The steep drop was largely linked to an expected goodwill write-down linked to the divestment of the instruments and implants part of Sandvik MedTech, and the result was still far better than estimates of analysts polled by the Dow Jones Newswires, who had expected it to post a net profit of 515 million kronor for the quarter.
Sandvik meanwhile logged 23.53 billion kronor in sales for the quarter, which was also above analyst expectations of 22.61 billion.
“With the exception of certain segments, the business climate was positive in the third quarter and favourable development was reported for order intake and invoiced sales,” company chief executive Olof Faxander said in the earnings statement, pointing out that “seasonally, the third quarter is normally the year’s weakest.”
Meanwhile, the company was taking measures to protect itself against the growing global economic crisis.
“In light of the increasing sense of uncertainty as regards the macro-economic conditions in the market, we are increasing the level of readiness to manage any weakening of the economy in forthcoming quarters,” he said.

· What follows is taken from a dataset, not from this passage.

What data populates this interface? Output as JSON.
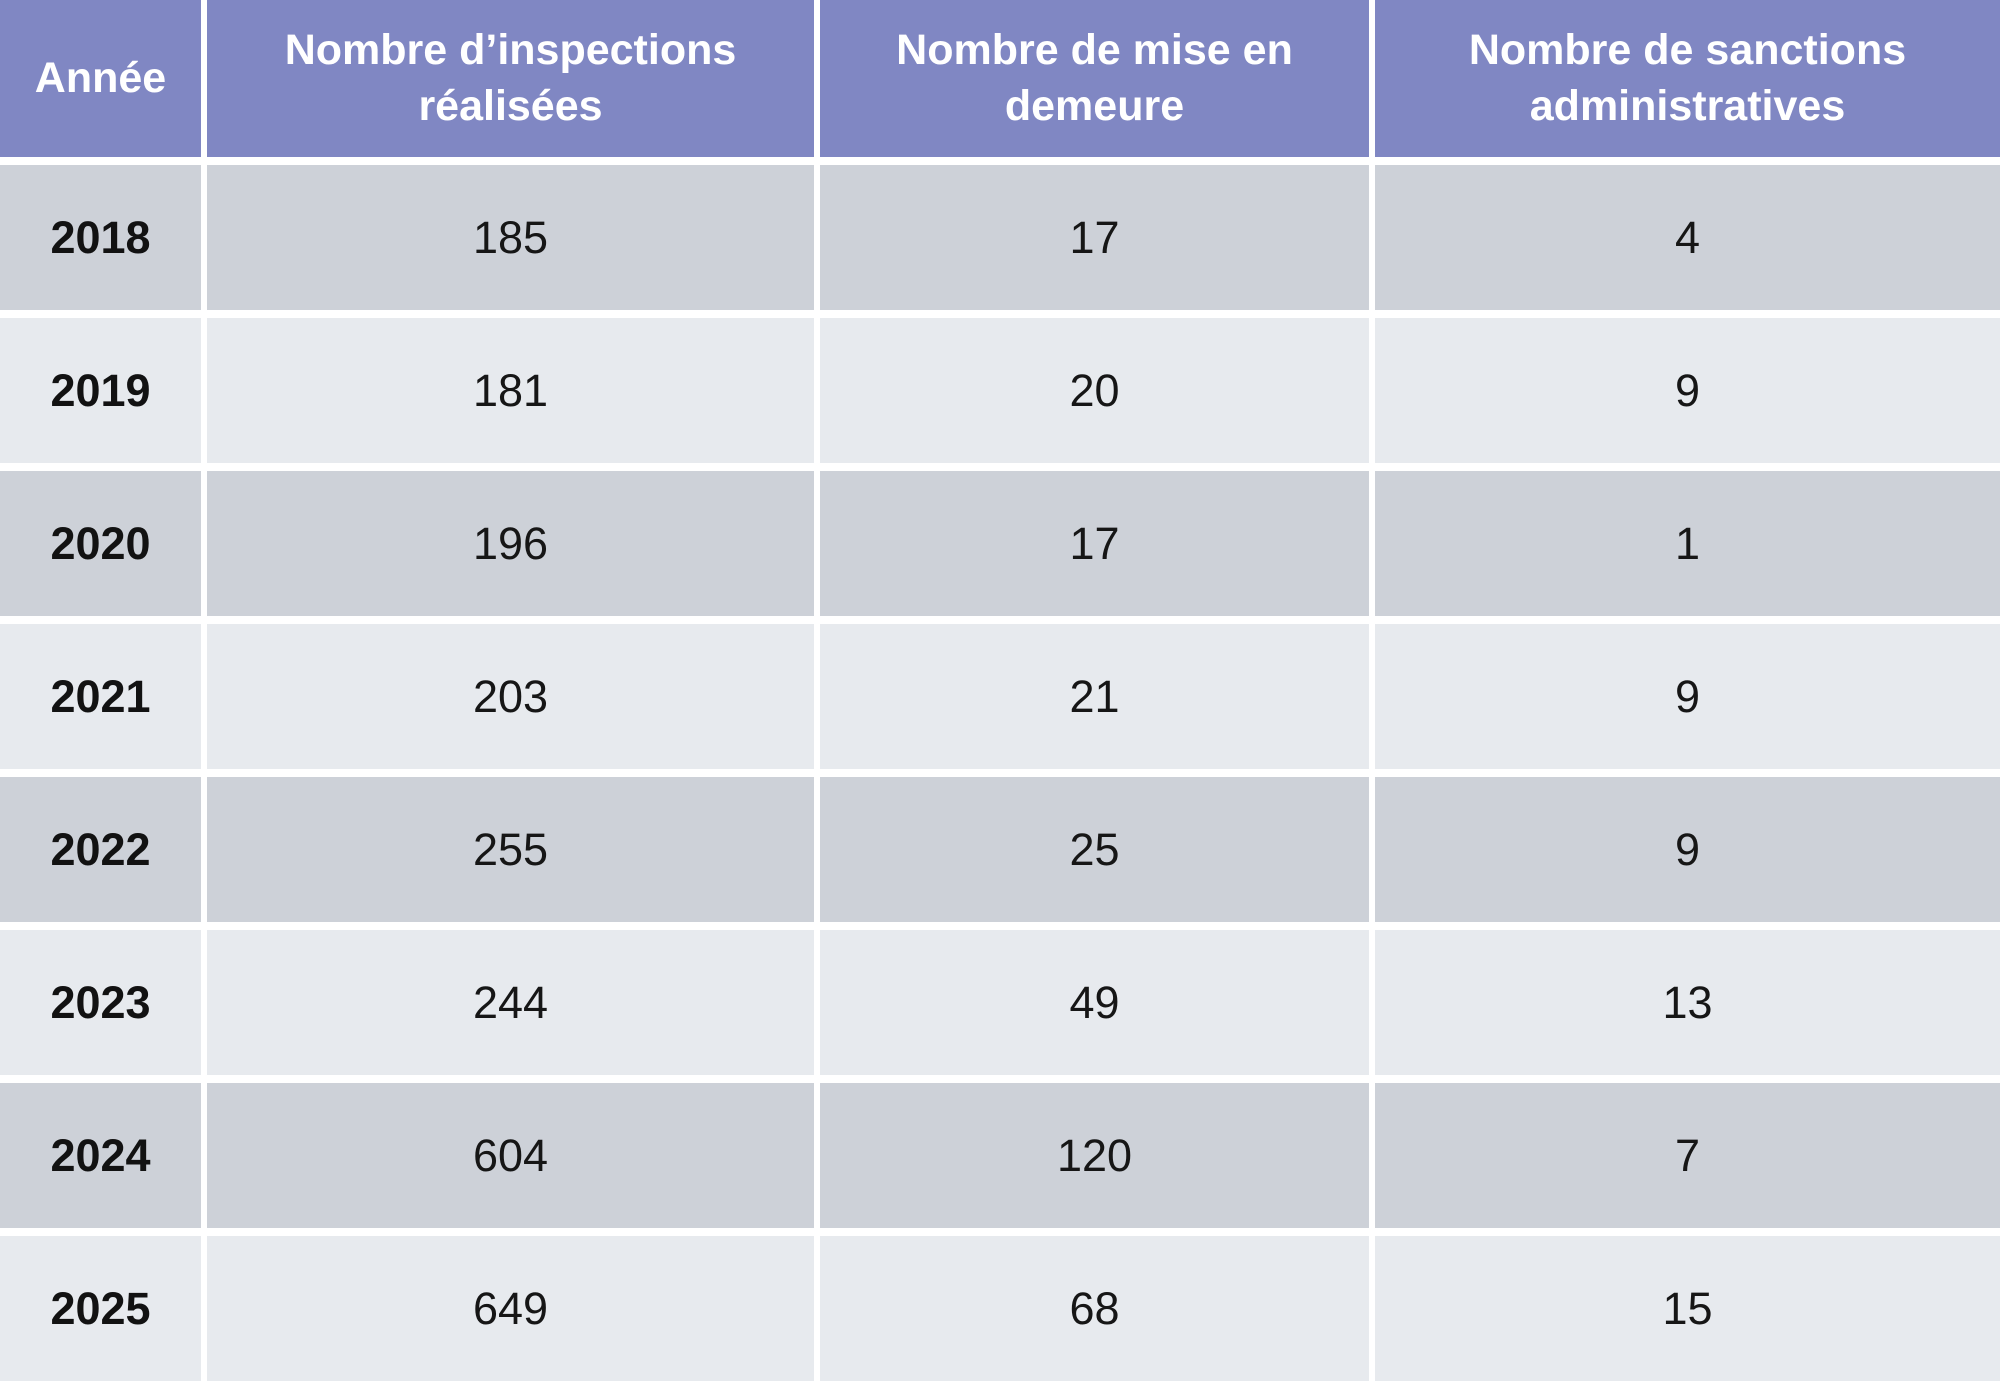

Putting in place a new strategy introduced last month was part of that preparedness, he said, adding this process was going according to schedule.
In a separate statement Tuesday, Sandvik said its new corporate strategy would entail “a personnel reduction of 365 employees in Sweden,” and that it aimed to cut costs by around 500 million kronor over the next two to three years.
Following Tuesday’s news, Sandvik saw its share price fall 4.49 percent to 86.00 kronor in early afternoon trading on a Stockholm stock exchange down 3.88 percent.